Bagian 15: Pertemuan Tak Terduga
Bagian 15: Pertemuan Tak Terduga
Hari-hariku sebagai admin di toko kecil berjalan tenang. Rutinitas baru
ini memberiku kesempatan untuk lebih banyak berpikir dan merenung. Aku sering
memandang lenganku yang telah diamputasi, bukan dengan rasa sesal, melainkan
dengan penerimaan. Bekas luka itu adalah pengingat konstan akan perjalanan yang
telah kulalui.
Suatu sore, saat aku sedang membereskan inventaris di gudang toko,
ponselku berdering. Nomor tak dikenal. Aku ragu mengangkatnya, tapi entah
mengapa, ada dorongan kuat untuk melakukannya.
"Halo?" sapaku.
"Afrizal?" suara seorang wanita terdengar di ujung telepon,
lembut namun sedikit ragu.
"Ya, ini saya. Dengan siapa?" tanyaku.
"Saya Rina. Saya... saya dulu bekerja di pabrik tempat Anda
mengalami kecelakaan."
Jantungku berdebar. Rina? Aku tidak mengenalnya. Apakah dia salah satu
karyawan yang sering kulihat tapi tidak pernah berinteraksi langsung? Atau
apakah dia salah satu dari mereka yang melihat nenek itu?
"Pabrik yang mana, ya?" aku mencoba memastikan, meskipun firasatku
sudah kuat.
"Pabrik giling yang di Bekasi itu, Pak," jawabnya. "Saya
dengar cerita Anda dari teman-teman yang masih kontak. Saya... saya sangat
prihatin dengan apa yang terjadi pada Anda."
"Terima kasih," kataku, masih sedikit bingung. "Ada yang
bisa saya bantu, Mbak Rina?"
"Saya hanya ingin... ingin tahu apakah Anda baik-baik saja,"
suaranya sedikit bergetar. "Dan juga... saya ingin tahu apakah Anda pernah
merasakan atau melihat sesuatu yang aneh di sana?"

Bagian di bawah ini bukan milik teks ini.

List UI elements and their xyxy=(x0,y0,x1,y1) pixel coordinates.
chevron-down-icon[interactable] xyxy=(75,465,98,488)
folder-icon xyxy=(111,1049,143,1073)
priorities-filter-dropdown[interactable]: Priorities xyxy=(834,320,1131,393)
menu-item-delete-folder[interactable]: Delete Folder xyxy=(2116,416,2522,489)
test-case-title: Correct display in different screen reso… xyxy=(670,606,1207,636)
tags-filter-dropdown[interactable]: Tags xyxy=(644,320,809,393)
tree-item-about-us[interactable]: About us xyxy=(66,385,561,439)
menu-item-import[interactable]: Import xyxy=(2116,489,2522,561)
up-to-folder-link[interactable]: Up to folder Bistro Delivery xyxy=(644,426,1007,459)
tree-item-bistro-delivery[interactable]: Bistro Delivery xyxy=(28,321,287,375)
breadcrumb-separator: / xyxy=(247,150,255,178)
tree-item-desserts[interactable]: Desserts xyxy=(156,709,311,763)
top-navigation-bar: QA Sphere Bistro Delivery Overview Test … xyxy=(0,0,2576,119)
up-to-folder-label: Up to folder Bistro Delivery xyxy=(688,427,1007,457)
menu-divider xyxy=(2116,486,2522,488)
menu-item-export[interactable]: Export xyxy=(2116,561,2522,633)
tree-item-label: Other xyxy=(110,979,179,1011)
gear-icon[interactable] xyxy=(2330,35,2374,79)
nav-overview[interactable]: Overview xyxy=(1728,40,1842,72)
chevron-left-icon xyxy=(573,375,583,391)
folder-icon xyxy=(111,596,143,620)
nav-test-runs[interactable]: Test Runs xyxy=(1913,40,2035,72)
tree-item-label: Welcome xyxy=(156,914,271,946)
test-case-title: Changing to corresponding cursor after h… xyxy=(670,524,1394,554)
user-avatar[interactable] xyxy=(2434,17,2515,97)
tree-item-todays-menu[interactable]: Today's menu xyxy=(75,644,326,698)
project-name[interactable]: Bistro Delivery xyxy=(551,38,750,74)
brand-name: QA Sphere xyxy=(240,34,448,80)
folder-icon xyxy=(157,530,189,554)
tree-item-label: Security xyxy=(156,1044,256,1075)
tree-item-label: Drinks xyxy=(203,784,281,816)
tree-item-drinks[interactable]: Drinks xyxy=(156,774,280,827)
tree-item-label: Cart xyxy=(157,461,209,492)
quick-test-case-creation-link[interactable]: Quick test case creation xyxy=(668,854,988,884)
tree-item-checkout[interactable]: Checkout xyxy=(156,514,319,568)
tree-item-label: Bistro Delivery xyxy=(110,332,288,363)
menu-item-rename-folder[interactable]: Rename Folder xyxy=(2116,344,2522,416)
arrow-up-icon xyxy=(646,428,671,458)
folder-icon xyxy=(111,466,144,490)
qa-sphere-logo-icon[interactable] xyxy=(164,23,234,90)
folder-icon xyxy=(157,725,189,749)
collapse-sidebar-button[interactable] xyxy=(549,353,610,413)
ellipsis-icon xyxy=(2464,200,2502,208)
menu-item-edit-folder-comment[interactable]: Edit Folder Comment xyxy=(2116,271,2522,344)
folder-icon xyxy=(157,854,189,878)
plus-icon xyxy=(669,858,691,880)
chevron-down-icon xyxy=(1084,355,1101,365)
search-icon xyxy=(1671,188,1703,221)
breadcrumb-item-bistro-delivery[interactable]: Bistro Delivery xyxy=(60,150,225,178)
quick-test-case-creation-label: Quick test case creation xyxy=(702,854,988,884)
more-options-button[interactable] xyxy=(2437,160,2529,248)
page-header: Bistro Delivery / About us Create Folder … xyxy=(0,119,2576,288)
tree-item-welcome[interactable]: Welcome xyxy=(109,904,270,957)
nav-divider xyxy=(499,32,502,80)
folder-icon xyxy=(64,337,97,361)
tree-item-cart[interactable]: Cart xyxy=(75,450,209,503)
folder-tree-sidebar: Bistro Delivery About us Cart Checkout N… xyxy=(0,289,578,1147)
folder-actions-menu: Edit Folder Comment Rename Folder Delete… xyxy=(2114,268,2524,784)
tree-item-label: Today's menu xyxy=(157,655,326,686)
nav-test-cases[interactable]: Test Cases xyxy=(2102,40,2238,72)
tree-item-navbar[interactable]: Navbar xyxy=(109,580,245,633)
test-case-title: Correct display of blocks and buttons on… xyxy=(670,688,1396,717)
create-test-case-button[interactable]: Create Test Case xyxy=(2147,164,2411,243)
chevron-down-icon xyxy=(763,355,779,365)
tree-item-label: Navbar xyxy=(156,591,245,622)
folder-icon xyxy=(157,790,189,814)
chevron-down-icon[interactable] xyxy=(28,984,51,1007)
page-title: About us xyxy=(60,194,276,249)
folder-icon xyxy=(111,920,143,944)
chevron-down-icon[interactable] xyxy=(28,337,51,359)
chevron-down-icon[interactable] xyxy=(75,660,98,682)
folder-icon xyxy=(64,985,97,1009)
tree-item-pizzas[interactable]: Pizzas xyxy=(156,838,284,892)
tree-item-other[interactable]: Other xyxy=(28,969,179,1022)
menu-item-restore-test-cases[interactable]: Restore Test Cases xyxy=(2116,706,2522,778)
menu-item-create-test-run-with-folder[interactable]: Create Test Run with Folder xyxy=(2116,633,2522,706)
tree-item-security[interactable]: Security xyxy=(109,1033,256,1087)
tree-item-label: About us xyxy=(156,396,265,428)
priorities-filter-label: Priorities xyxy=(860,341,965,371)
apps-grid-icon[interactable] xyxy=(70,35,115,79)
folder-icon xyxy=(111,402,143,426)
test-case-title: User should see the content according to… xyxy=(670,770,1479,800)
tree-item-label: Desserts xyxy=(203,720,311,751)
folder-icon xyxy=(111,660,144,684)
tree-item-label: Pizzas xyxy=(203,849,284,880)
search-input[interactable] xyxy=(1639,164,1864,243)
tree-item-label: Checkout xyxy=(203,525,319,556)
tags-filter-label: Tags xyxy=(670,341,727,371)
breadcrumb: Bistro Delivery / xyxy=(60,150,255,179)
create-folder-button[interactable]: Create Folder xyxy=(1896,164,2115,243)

Aku terdiam sejenak. Akhirnya, seseorang yang bisa memahami apa yang
kualami. "Mbak Rina juga mengalaminya?" tanyaku pelan.
"Dulu, saat saya bekerja di sana, saya sering merasa tidak nyaman,
Pak. Terutama di dekat area mesin giling. Kadang saya mencium bau aneh, atau
merasa seperti ada yang mengawasi. Teman-teman saya juga sering cerita hal-hal
aneh. Sampai akhirnya, setelah kejadian Anda, saya memutuskan untuk
berhenti."
Kami berbicara cukup lama. Rina menceritakan beberapa pengalaman aneh
yang dialaminya dan teman-temannya di pabrik. Cerita-cerita itu menguatkan
dugaanku bahwa ada sesuatu yang tidak beres di tempat itu. Ternyata, bukan
hanya aku yang merasakan keberadaan nenek itu.
Di akhir percakapan, Rina mengajukan sebuah pertanyaan yang tak terduga.
"Saya dengar, pabrik itu akan dirobohkan, Pak. Apakah Anda ingin ikut
melihatnya?"
Aku terkejut. Pabrik itu akan dirobohkan? Entah mengapa, ada perasaan
campur aduk. Di satu sisi, aku ingin melupakan tempat itu. Di sisi lain, ada
rasa ingin tahu yang kuat untuk melihatnya terakhir kali.
"Kapan?" tanyaku.
"Minggu depan, hari Sabtu. Saya bisa jemput Anda kalau mau."
Aku berpikir keras. Ini adalah kesempatan untuk benar-benar menutup
babak kelam itu dalam hidupku. "Baiklah, Mbak Rina. Terima kasih."